6. What keeps you motivated as a teacher?
I said it used to be teaching. Just being with the kids was great. About a year and a half ago I started getting burnt out. So I went to conferences and got some new ideas and was able to integrate those.
7. What three characteristics about you would make you a good colleague?
I like people.
I like to help, share.
I am enthusiastic.
follow-ups:
What made you burn out? and how did you fix it?
I quit changing my class. I had found things that worked and worked well and I wasn’t mixing up the classes. I was just doing the tried and true. That was boring for me and so I was getting burnt out.
I went to conferences to get new ideas and started integrating those.
Can you tell us about the developmental writing program at your university?
I did. It was amazing how much I knew about it and the issues. I tried to be fair to all, but there are some problems. And I am not sure I did a great job of being positive. This was the other place I thought my answer might be weak.
There’s not a tutoring center. The main building that was used for that was destroyed by Ike and hasn’t been rebuilt. So there are about six hours a week that tutoring is offered.
There is only a single developmental writing class. That is fine for most of the students, but not all.
The writing committee is composed of teachers from other disciplines, not English.
The writing teachers are predominantly literature teachers. As far as I know, there is not a single rhetorician on staff. (There are many who care and do their best to teach composition well, but most of them do not have education in teaching writing.)
I find this really interesting. The questions are sound and predictable, but there’s a spin on most that say something about the personality of the place. Like, the “and how did you overcome it” tag on the strengths/weaknesses question (good) or the question about the grammar test (a tricky one – as an insider, you probably know this but as an outsider I’d be wary that the department was split with one camp for it and one camp against it and they’re watching to see where I’d pitch my tent).
I wonder about your blog – whether they are aware of it and whether it’s seen as a plus or minus.
Dale
They could have googled me to find the blog, but I don’t think they did. I certainly didn’t tell them about it.
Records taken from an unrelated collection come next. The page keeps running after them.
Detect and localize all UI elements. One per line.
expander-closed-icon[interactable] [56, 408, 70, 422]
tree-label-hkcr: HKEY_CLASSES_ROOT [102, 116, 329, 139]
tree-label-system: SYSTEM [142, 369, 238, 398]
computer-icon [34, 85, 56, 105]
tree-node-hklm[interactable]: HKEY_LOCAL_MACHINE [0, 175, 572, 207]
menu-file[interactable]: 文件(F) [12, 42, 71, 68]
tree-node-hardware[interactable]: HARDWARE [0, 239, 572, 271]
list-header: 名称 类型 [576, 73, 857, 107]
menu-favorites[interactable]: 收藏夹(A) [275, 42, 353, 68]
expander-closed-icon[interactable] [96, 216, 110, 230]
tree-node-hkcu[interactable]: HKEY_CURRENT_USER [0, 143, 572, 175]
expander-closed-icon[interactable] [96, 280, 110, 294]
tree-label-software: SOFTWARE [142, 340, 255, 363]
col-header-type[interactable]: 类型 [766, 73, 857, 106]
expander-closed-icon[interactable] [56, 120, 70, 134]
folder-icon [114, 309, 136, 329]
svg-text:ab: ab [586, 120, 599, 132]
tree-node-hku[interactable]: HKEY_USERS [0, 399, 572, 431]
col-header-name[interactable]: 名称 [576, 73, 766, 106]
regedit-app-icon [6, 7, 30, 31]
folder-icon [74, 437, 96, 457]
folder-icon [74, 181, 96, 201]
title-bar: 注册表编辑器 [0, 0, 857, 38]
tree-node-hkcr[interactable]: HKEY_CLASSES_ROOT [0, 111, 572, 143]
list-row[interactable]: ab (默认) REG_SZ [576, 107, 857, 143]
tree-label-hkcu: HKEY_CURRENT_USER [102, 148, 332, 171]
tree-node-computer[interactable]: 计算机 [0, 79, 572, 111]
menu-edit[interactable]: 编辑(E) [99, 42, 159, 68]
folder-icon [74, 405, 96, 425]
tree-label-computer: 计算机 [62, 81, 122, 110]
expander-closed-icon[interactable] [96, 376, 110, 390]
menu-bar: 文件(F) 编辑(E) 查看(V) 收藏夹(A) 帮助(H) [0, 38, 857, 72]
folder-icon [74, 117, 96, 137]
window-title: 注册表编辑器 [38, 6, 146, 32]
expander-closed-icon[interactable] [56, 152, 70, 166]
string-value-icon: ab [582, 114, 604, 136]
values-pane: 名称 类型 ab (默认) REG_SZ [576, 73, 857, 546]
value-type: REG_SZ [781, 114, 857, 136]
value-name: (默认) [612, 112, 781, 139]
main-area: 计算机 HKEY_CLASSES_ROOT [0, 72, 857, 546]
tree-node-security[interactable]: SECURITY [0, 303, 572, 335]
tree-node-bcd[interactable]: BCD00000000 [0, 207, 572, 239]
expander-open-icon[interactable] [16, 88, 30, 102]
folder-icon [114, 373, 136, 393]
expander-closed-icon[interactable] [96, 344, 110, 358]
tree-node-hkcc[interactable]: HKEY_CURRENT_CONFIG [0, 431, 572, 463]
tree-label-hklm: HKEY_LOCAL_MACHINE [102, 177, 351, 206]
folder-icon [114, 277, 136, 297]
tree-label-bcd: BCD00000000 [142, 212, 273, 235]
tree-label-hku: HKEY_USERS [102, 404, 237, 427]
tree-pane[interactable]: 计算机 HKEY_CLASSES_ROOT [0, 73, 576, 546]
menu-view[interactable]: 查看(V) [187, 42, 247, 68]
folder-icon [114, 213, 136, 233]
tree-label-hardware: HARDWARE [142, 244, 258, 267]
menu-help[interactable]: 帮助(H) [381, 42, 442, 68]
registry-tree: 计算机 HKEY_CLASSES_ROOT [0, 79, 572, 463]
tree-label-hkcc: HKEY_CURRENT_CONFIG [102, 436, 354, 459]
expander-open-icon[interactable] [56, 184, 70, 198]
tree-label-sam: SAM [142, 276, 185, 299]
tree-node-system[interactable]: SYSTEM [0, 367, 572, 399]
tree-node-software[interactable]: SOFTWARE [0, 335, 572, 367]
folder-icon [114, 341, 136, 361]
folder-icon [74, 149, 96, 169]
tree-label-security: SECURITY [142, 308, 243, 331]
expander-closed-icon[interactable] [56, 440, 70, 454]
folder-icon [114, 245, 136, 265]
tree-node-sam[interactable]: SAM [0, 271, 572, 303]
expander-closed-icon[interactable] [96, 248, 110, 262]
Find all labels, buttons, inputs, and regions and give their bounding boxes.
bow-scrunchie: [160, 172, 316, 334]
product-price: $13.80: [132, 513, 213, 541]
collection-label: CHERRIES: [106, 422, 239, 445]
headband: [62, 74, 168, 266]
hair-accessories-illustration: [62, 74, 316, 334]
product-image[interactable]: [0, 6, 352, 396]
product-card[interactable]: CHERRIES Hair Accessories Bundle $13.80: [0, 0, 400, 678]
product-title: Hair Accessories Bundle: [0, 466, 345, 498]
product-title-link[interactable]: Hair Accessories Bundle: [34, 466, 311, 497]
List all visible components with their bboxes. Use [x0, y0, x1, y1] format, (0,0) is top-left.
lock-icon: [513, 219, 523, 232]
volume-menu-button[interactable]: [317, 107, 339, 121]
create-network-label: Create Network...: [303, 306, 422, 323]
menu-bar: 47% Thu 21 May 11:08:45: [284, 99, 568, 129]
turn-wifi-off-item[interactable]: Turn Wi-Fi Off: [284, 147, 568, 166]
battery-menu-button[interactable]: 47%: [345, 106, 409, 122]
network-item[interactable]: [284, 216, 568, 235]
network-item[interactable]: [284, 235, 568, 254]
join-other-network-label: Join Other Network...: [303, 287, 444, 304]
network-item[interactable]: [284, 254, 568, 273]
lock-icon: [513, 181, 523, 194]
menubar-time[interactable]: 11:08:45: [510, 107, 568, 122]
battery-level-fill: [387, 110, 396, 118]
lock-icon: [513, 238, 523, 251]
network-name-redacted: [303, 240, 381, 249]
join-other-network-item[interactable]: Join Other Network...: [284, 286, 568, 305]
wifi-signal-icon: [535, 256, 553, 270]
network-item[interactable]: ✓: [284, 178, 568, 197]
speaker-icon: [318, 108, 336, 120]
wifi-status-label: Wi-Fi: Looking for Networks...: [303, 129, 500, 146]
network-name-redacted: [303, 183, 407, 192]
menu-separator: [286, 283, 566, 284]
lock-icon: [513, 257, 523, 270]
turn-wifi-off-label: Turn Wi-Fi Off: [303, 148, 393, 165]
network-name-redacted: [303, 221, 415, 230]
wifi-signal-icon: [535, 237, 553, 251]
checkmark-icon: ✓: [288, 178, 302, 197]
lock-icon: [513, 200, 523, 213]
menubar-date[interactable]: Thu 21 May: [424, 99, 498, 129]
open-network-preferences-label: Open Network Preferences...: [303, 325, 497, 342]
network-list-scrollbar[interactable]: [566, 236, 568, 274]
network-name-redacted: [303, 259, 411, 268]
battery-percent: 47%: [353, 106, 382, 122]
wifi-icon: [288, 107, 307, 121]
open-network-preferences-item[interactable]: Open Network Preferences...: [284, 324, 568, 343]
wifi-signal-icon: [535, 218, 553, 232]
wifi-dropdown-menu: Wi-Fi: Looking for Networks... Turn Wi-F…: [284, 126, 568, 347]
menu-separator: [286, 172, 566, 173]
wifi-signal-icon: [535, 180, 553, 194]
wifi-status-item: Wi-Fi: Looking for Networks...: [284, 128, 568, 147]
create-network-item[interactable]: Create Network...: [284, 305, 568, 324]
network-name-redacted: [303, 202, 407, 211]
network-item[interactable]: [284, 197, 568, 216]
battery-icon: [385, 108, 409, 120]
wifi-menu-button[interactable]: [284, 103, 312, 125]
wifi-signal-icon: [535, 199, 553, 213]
I think that they might find it a plus, but other schools would see it as a negative and so I’m not too blatant about it yet.
The question about the grammar test was not too shocking, had I thought of it. CC3 invented/created the grammar test that CC1 uses as an exit test for freshman composition. (I think that is poor placement.) I do think that a grammar test is a good thing, but I would think it would be better to make you pass it to get into freshman composition, not out of it.
I just had a second interview with a local CC and the questions were very similar to the ones you were asked, but with more emphasis on the specific campus. Did you get any questions related to the campus… like “why do you want to teach here, specifically”?
I memorized the campus’ mission and vision statements. I rather doubt the other finalists did this. (At least I hope they didn’t!)
Now I am in the interminable purgatory of waiting to find out whether I am going to get picked up. One of my references wrote to me earlier this week to say he was contacted. I am having a hard time gauging exactly how to feel right now. I think pessimism is probably the best road psychologically, but getting this gig would be HUGE. A real game-changer.
I did occasionally get questions about the specific campus. Usually not though. I knew why I wanted to work at CCs and they knew why their campus was good. One thing that might have helped me at one campus where I had interviews for three different jobs but never got anywhere would have been knowing the make up of the majority of the student body. I didn’t realize that most of the students on that campus were from a specific minority. It would have made a difference. But that isn’t in their literature and I didn’t know anyone who taught at that campus at the time, so I didn’t know.
I hope you get the call. Teaching at a CC is such a lot of work and such an amazing opportunity!